In his motives “expanded in more than 120 pages”and of which President Jean-Louis Périès read a summary, the court replied “yes” to all questions on the guilt of the accused, with the exception of Farid Kharkhach, for whom the terrorist qualification was not retained.
“There is nothing to establish that the accused [Farid Kharkhach] could make the link between the provision of false papers and the terrorist project.”
The special assize court of Parisin his motives
He was sentenced to two years in prison, when the prosecution had requested six. His defense pleaded acquittal. In pre-trial detention for five and a half years, he will immediately be released from prison.
The court was also more lenient than the prosecution with regard to the three defendants who appeared free, Ali Oulkadi, Hamza Attou and Abdellah Chouaa, described as “little hands” by the Advocates General. Accused of having assisted Salah Abdeslam in his escape, they were sentenced to suspended prison sentences, without a warrant, and will therefore not return to detention. Mohammed Amri, on the other hand, will remain in prison. Prosecuted for having picked up Salah Abdeslam by car on the evening of November 13, he was sentenced to eight years’ imprisonment, with a two-thirds security period.
As for the logisticians, the Swede Osama Krayem, the Tunisian Sofien Ayari and the Belgian-Moroccan Mohamed Bakkali were found guilty of complicity and sentenced to thirty years’ imprisonment with a security of two thirds. The prosecution had however claimed life for the first two, a “binomial” qualified for “silent” of the trial, so little did they say during the hearing. For his part, Mohamed Bakkali, already convicted during the trial of the failed attack on the Thalys, is this time found guilty of having “played a key role in the logistics of the attacks” of November 13. The court notably pointed to its “old interest in armed jihad”.

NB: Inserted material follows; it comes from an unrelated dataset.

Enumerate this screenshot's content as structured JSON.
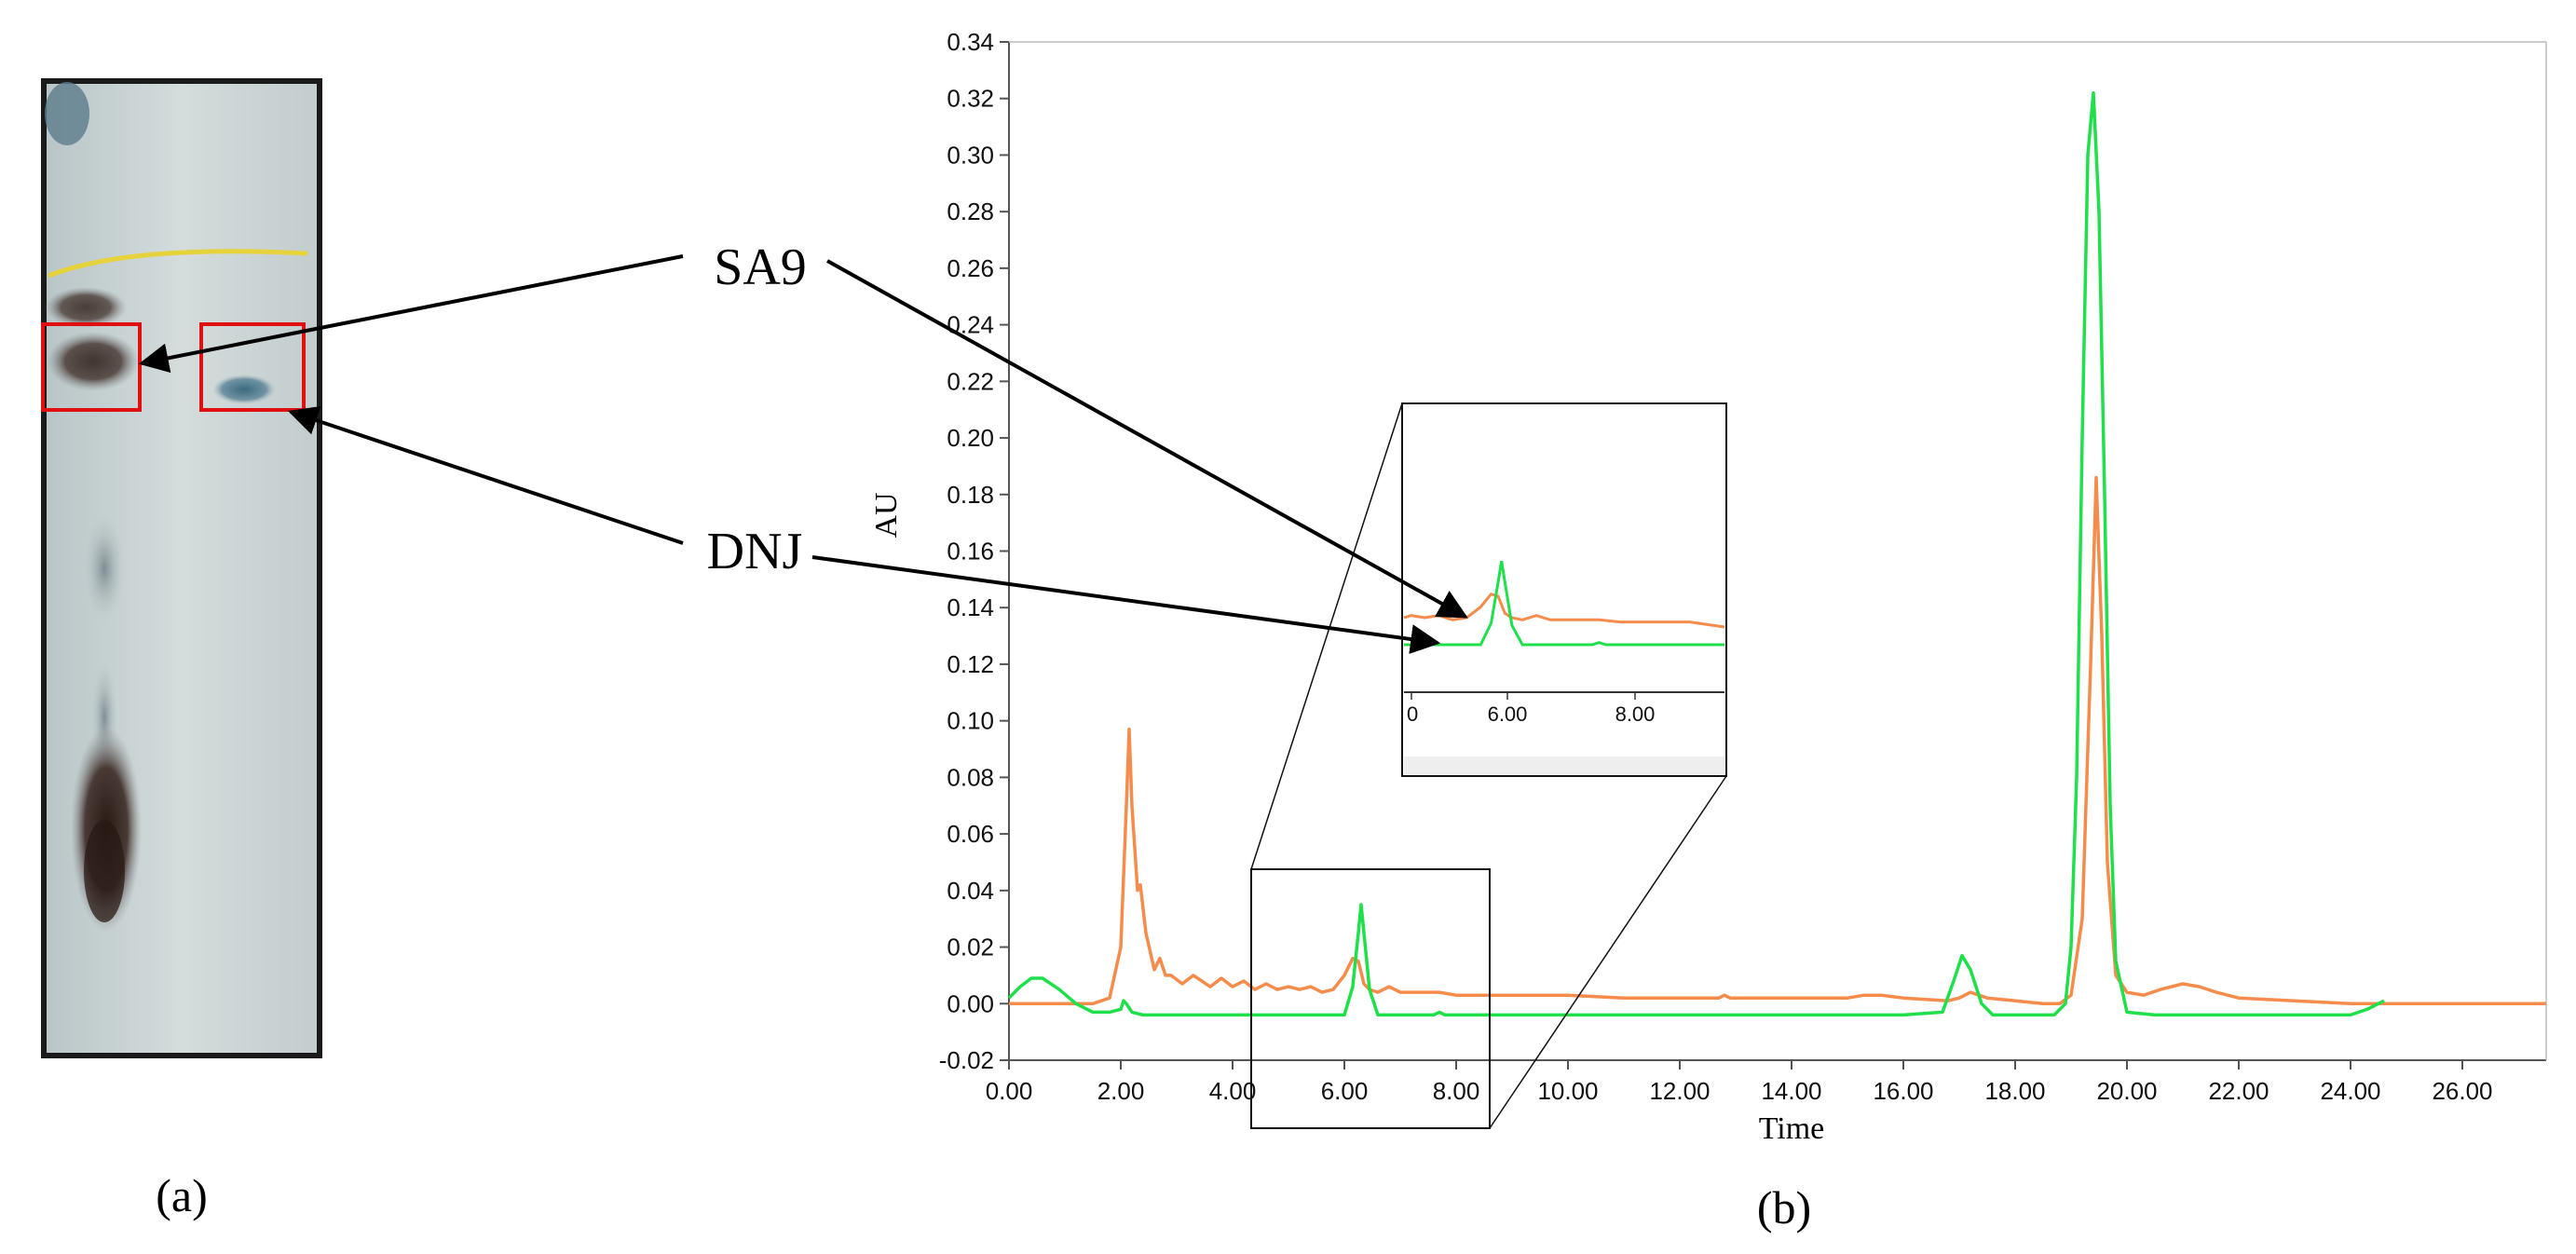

The duo Adel Haddadi and Muhammad Usman, who were to be part of the Stade de France commandos, were sentenced to 18 years’ imprisonment, against 20 years required by the prosecution, accompanied by a two-thirds security period. For the court, this 33-year-old Algerian and this 28-year-old Pakistani were determined “to continue” their way and “join the cell in Europe” if they had not been arrested in Austria before the attacks.

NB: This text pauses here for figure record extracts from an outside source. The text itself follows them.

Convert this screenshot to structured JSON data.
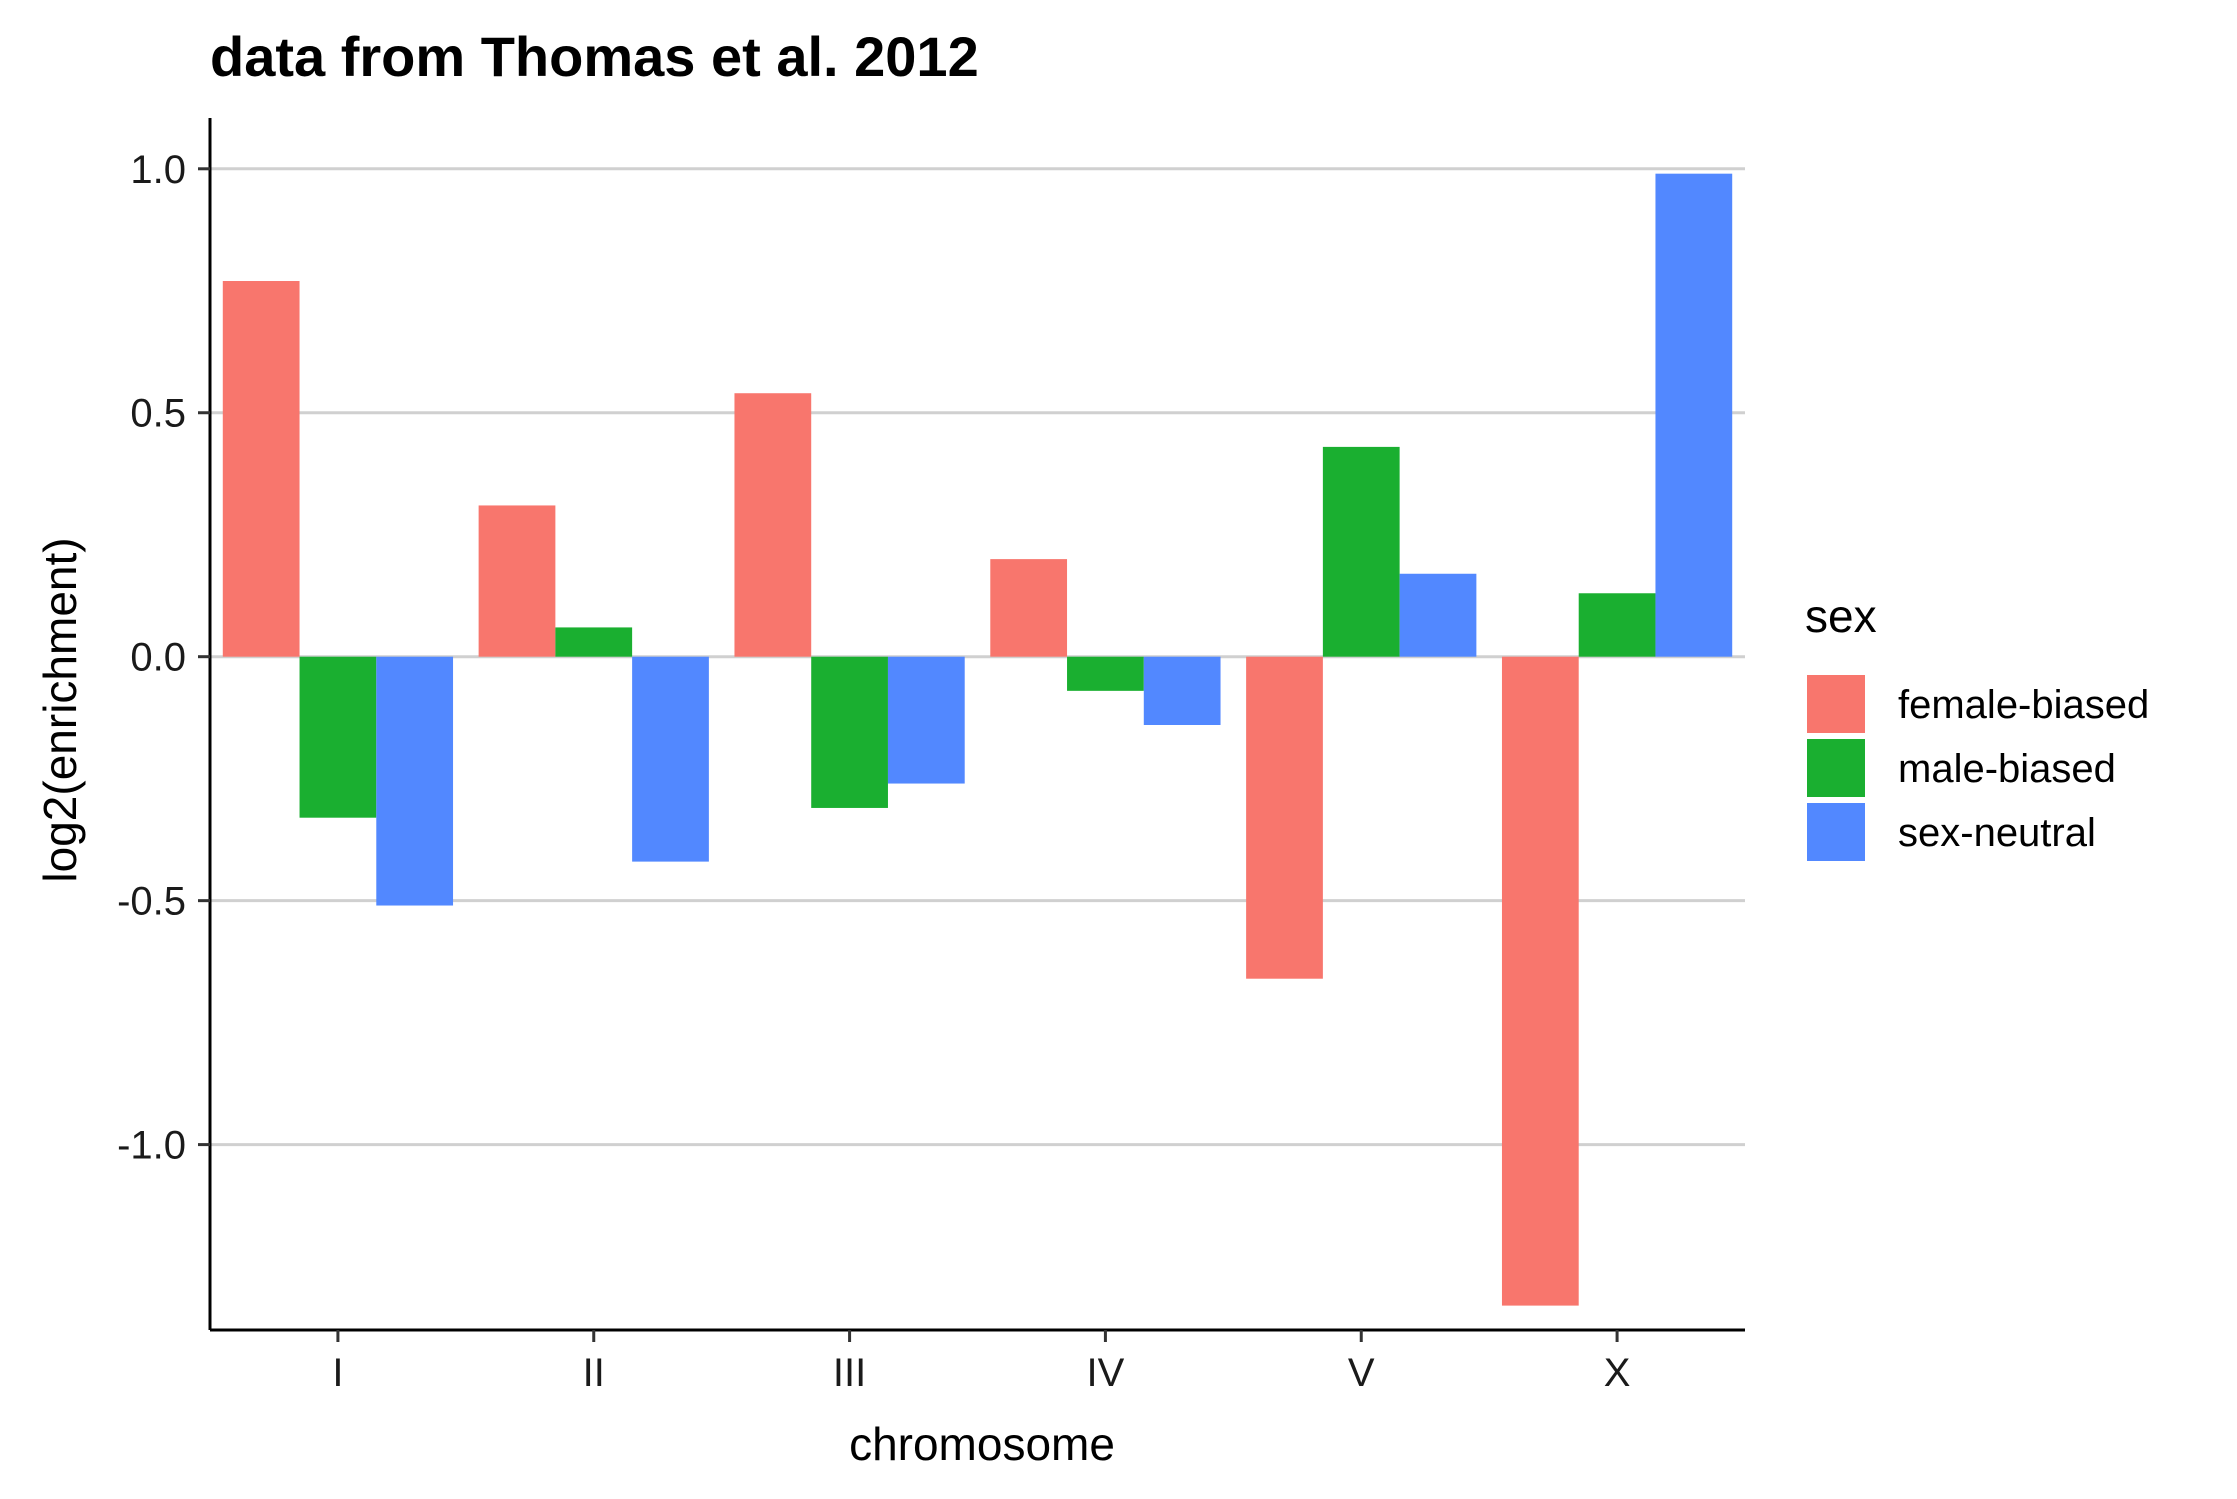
{
  "chart_data": {
    "type": "bar",
    "title": "data from Thomas et al. 2012",
    "xlabel": "chromosome",
    "ylabel": "log2(enrichment)",
    "categories": [
      "I",
      "II",
      "III",
      "IV",
      "V",
      "X"
    ],
    "ylim": [
      -1.38,
      1.1
    ],
    "yticks": [
      1.0,
      0.5,
      0.0,
      -0.5,
      -1.0
    ],
    "ytick_labels": [
      "1.0",
      "0.5",
      "0.0",
      "-0.5",
      "-1.0"
    ],
    "grid": "horizontal major",
    "legend": {
      "title": "sex",
      "position": "right"
    },
    "series": [
      {
        "name": "female-biased",
        "color": "#F8766D",
        "values": [
          0.77,
          0.31,
          0.54,
          0.2,
          -0.66,
          -1.33
        ]
      },
      {
        "name": "male-biased",
        "color": "#1AAF30",
        "values": [
          -0.33,
          0.06,
          -0.31,
          -0.07,
          0.43,
          0.13
        ]
      },
      {
        "name": "sex-neutral",
        "color": "#5288FF",
        "values": [
          -0.51,
          -0.42,
          -0.26,
          -0.14,
          0.17,
          0.99
        ]
      }
    ]
  }
}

Finally, the court heavily sentenced the defendants absent from the trial. Ahmed Dahmani, suspected of being a logistician for the jihadist cell and imprisoned in Turkey, was sentenced to 30 years in prison with a two-thirds security period. And the five senior executives of the Islamic State group, presumed dead in Syria, including the sponsor of the attacks Osama Atar, were sentenced to irreducible life imprisonment.
At the end of the verdict, the defendants exchanged calmly with their lawyers while the civil parties left the room. They found themselves in front of the many cameras waiting for their reactions. Many expressed their relief. “There is a verdict that allows you to incarnate a responsibility”affirmed to the antenna of franceinfo Stéphane Sarrade, father of Hugo, killed at the Bataclan. “It’s a verdict that everyone will accept and find what they came for”, said another civil party at the end of the hearing. At his side, the father of Victor Munoz, killed on the terrace of La Belle team, conceded that he found “just punishment”.
“Justice has done its job.”
The father of Victor Munoz, killed at La Belle team
Others are a little more divided on the discrepancy between the qualifications retained and the sentences handed down. “Salah Abdeslam had the biggest sentence when he is not the genius of evil”underlined Franck, survivor of the Bataclan. “I will never be satisfied with the irreducible life sentence, for anyone”regretted Georges Salines, father of Lola, also killed in the concert hall. “Perpetuity is to turn off the light, it is to turn off hope”, summarized the lawyer of Mohamed Abrini. He, like the other defendants, have ten days to appeal the decision.